Proíbe-se que os estabelecimentos e serviços do Serviço Nacional de Saúde (SNS) recebam benefícios pecuniários ou em espécie por parte da indústria farmacêutica e de dispositivos médicos, salvo se não comprometerem a isenção e imparcialidade destes serviços, e que realizem ações com caráter promocional e ações científicas patrocinadas pela indústria farmacêutica e de dispositivos médicos. Outra alteração refere-se aos profissionais de Saúde que recebam benefícios por parte da indústria farmacêutica (por exemplo pagamentos relacionados com a participação em congressos) e às instituições de Saúde, investigação e de doentes que recebam patrocínios da indústria farmacêutica deixam de ter de comunicar esse facto ao Infarmed, passando apenas a ter de validar a informação submetida pela indústria farmacêutica ao Infarmed a esse respeito. Um terceiro aspeto a destacar é o de que as empresas que comercializem dispositivos médicos passam a estar sujeitas às regras relativas à comunicação de donativos e benefícios concedidos aos profissionais e instituições de Saúde, passando a ter de comunicar esses factos ao Infarmed.

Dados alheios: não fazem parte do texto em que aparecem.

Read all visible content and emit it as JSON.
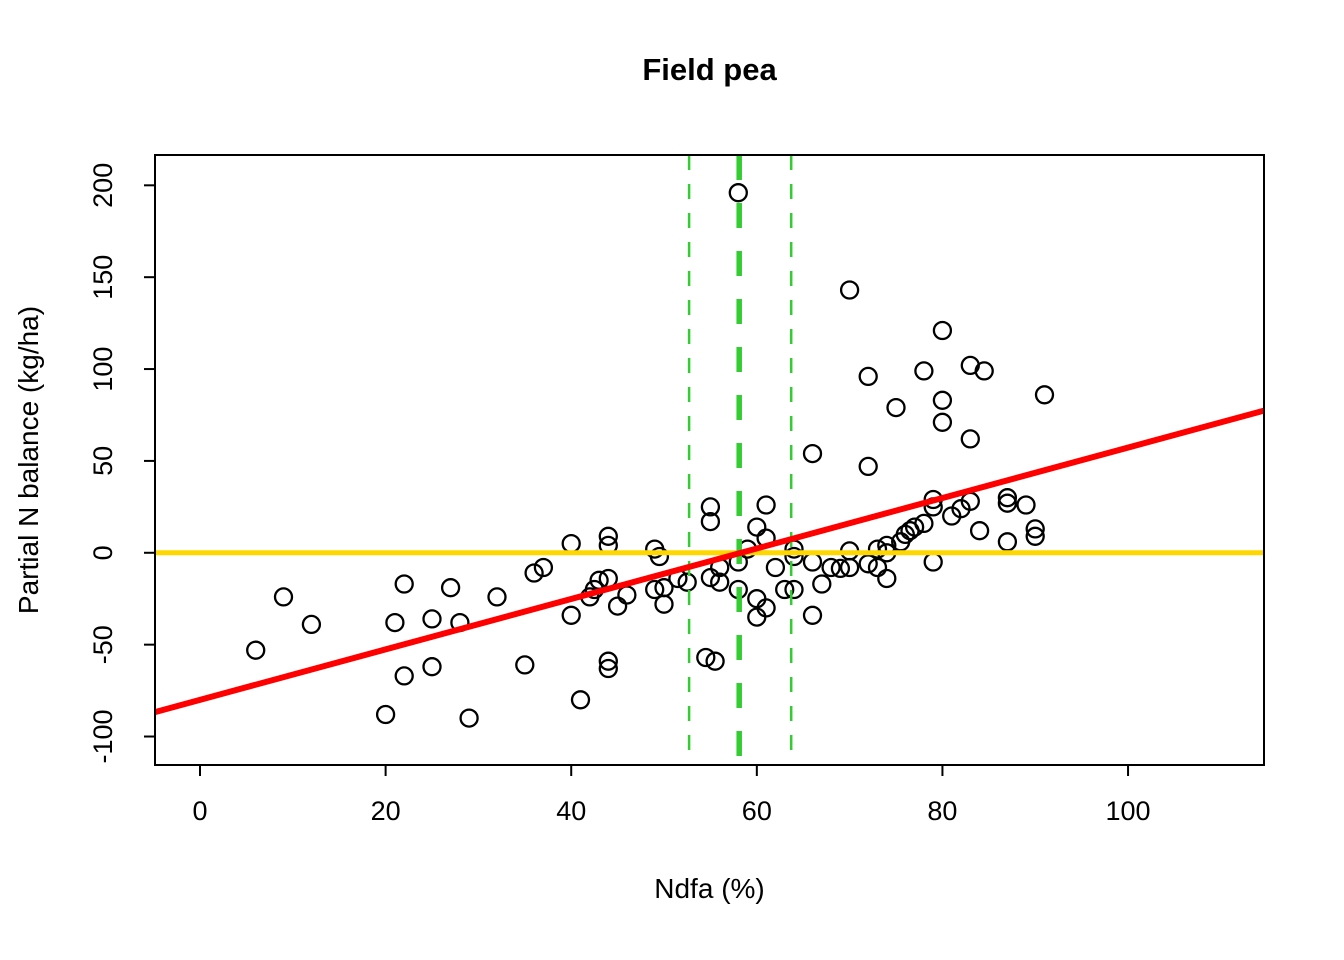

Para a Dr.ª Joana Silveira Botelho, responsável pela área de Direito da Saúde da sociedade de advogados Cuatrecasas, Gonçalves Pereira, “estas alterações vêm em linha do que já tinha sido anunciado por este Governo. Com efeito, já tinha sido anunciado que se pretendia implementar para as empresas que comercializam dispositivos médicos as obrigações de transparência já estabelecidas para a indústria farmacêutica, e que consistem na comunicação junto do Infarmed de todos os benefícios concedidos pela indústria aos profissionais de Saúde e outras entidades neste sector, tendo como objetivo reduzir as situações de conflitos de interesse. Por outro lado, e como forma de resposta ao apelo dos profissionais de Saúde, esta lei facilita bastante o processo de comunicação por parte destes profissionais dos benefícios que recebem da indústria farmacêutica. Encontrando-se os profissionais de Saúde, desde 2013, obrigados a comunicar junto do Infarmed todo o tipo de benefícios concedidos, pretende-se agora agilizar esse processo e também evitar a duplicação da informação.”